Quarta intervista della rubrica curata da Gabriel Del Sarto. Qui, Qui, e qui le precedenti.
Partiamo dal titolo e dalla citazione di Furore, da cui è tratto. Quale significato ha quel romanzo per te, per la tua scrittura e per la tua visione del mondo? Te lo chiedo anche in relazione al fatto che so, per l’amicizia e la frequentazione ventennale che c’è fra noi, della tua passione per la narrativa americana e per le short stories in particolare. E mi pare che nel tuo libro lo sguardo epico che getti sulla provincia sia più vicino a certi americani che non agli scrittori di racconti italiani.

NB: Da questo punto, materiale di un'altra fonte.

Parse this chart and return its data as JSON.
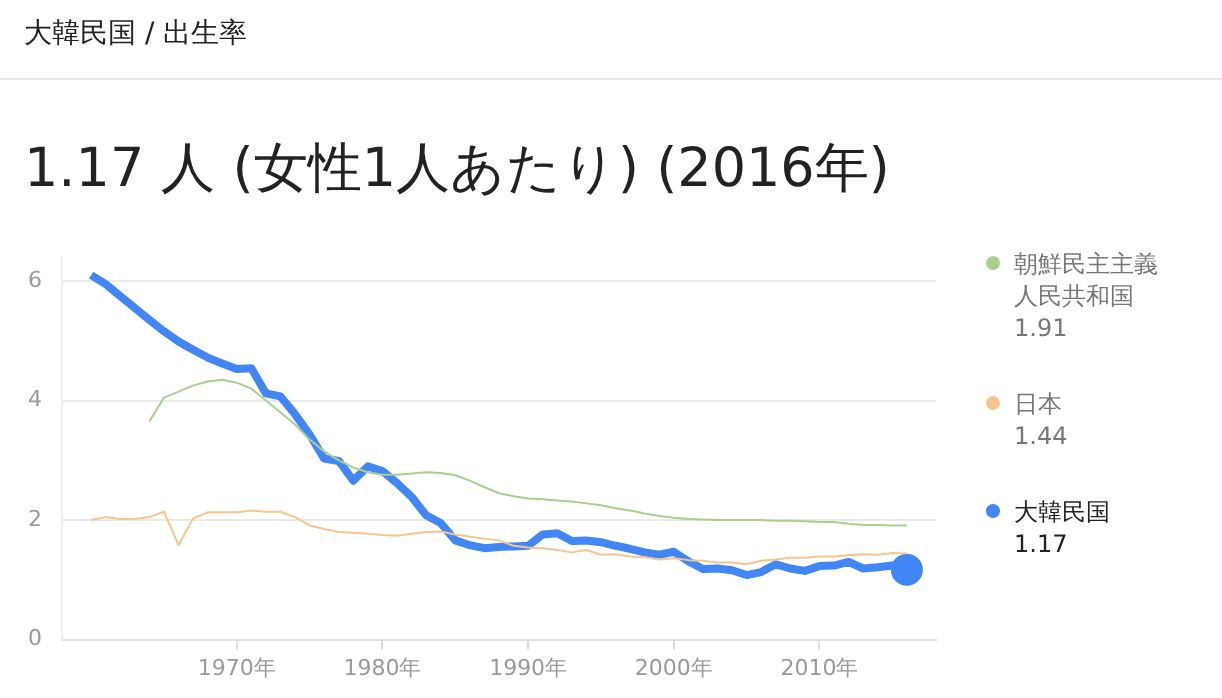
{
  "chart_data": {
    "type": "line",
    "subtitle": "大韓民国 / 出生率",
    "title": "1.17 人 (女性1人あたり) (2016年)",
    "x": [
      1960,
      1961,
      1962,
      1963,
      1964,
      1965,
      1966,
      1967,
      1968,
      1969,
      1970,
      1971,
      1972,
      1973,
      1974,
      1975,
      1976,
      1977,
      1978,
      1979,
      1980,
      1981,
      1982,
      1983,
      1984,
      1985,
      1986,
      1987,
      1988,
      1989,
      1990,
      1991,
      1992,
      1993,
      1994,
      1995,
      1996,
      1997,
      1998,
      1999,
      2000,
      2001,
      2002,
      2003,
      2004,
      2005,
      2006,
      2007,
      2008,
      2009,
      2010,
      2011,
      2012,
      2013,
      2014,
      2015,
      2016
    ],
    "series": [
      {
        "name": "朝鮮民主主義人民共和国",
        "color": "#a8d08d",
        "values": [
          null,
          null,
          null,
          null,
          3.65,
          4.05,
          4.15,
          4.25,
          4.32,
          4.35,
          4.3,
          4.2,
          4.0,
          3.8,
          3.6,
          3.35,
          3.15,
          3.0,
          2.88,
          2.8,
          2.76,
          2.76,
          2.78,
          2.8,
          2.79,
          2.75,
          2.66,
          2.55,
          2.45,
          2.4,
          2.36,
          2.35,
          2.33,
          2.31,
          2.28,
          2.25,
          2.2,
          2.16,
          2.11,
          2.07,
          2.04,
          2.02,
          2.01,
          2.0,
          2.0,
          2.0,
          2.0,
          1.99,
          1.99,
          1.98,
          1.97,
          1.97,
          1.94,
          1.92,
          1.92,
          1.91,
          1.91
        ]
      },
      {
        "name": "日本",
        "color": "#f6c48e",
        "values": [
          2.0,
          2.05,
          2.02,
          2.02,
          2.05,
          2.14,
          1.58,
          2.03,
          2.13,
          2.13,
          2.13,
          2.16,
          2.14,
          2.14,
          2.05,
          1.91,
          1.85,
          1.8,
          1.79,
          1.77,
          1.75,
          1.74,
          1.77,
          1.8,
          1.81,
          1.76,
          1.72,
          1.69,
          1.66,
          1.57,
          1.54,
          1.53,
          1.5,
          1.46,
          1.5,
          1.42,
          1.43,
          1.39,
          1.38,
          1.34,
          1.36,
          1.33,
          1.32,
          1.29,
          1.29,
          1.26,
          1.32,
          1.34,
          1.37,
          1.37,
          1.39,
          1.39,
          1.41,
          1.43,
          1.42,
          1.45,
          1.44
        ]
      },
      {
        "name": "大韓民国",
        "color": "#4285f4",
        "values": [
          6.1,
          5.95,
          5.75,
          5.55,
          5.35,
          5.16,
          4.99,
          4.85,
          4.72,
          4.62,
          4.53,
          4.54,
          4.12,
          4.07,
          3.77,
          3.43,
          3.03,
          2.99,
          2.66,
          2.9,
          2.82,
          2.62,
          2.39,
          2.08,
          1.95,
          1.66,
          1.58,
          1.53,
          1.55,
          1.56,
          1.57,
          1.76,
          1.78,
          1.65,
          1.66,
          1.63,
          1.57,
          1.52,
          1.46,
          1.42,
          1.47,
          1.31,
          1.18,
          1.19,
          1.16,
          1.08,
          1.13,
          1.26,
          1.19,
          1.15,
          1.23,
          1.24,
          1.3,
          1.19,
          1.21,
          1.24,
          1.17
        ]
      }
    ],
    "xlim": [
      1958,
      2018
    ],
    "xticks": [
      {
        "value": 1970,
        "label": "1970年"
      },
      {
        "value": 1980,
        "label": "1980年"
      },
      {
        "value": 1990,
        "label": "1990年"
      },
      {
        "value": 2000,
        "label": "2000年"
      },
      {
        "value": 2010,
        "label": "2010年"
      }
    ],
    "ylim": [
      0,
      6.4
    ],
    "yticks": [
      0,
      2,
      4,
      6
    ],
    "annotations": [
      "1.91",
      "1.44",
      "1.17"
    ],
    "grid": "y",
    "legend": "right",
    "marker": "none",
    "line_style": "solid"
  }
}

Hai detto tutto. Furore è semplicemente uno dei romanzi più belli e impressionanti che io abbia mai letto. Racconta la storia di una famiglia di ultimi con una forza e una memorabilità davvero epiche. In fondo, credo che la narrazione sia anche un po’ questo: consegnare a una zona di memorabilità una vicenda del tutto trascurabile, come quella di uno o più individui marginali. La provincia è un mondo strano, del tutto singolare (la provincia marchigiana, per storia e cultura, è diversa da quella veneta o da quella toscana, per esempio), ma allo stesso luogo universale: è popolata di vite infelici, marginali, eppure assolutamente degne, come le altre, di essere vissute e raccontate. Ho cercato di farlo con Le stelle vicine, chiedendo alla scrittura di farsi stile, non solo diegesi, perché credo che uno scrittore debba saper scrivere, non solo raccontare una vicenda, e che la memorabilità di un testo passi anche o soprattutto attraverso la strettoia dello stile, come sapevano benissimo Steinbeck e Faulkner, per citare due scrittori americani che non mi stanco di leggere.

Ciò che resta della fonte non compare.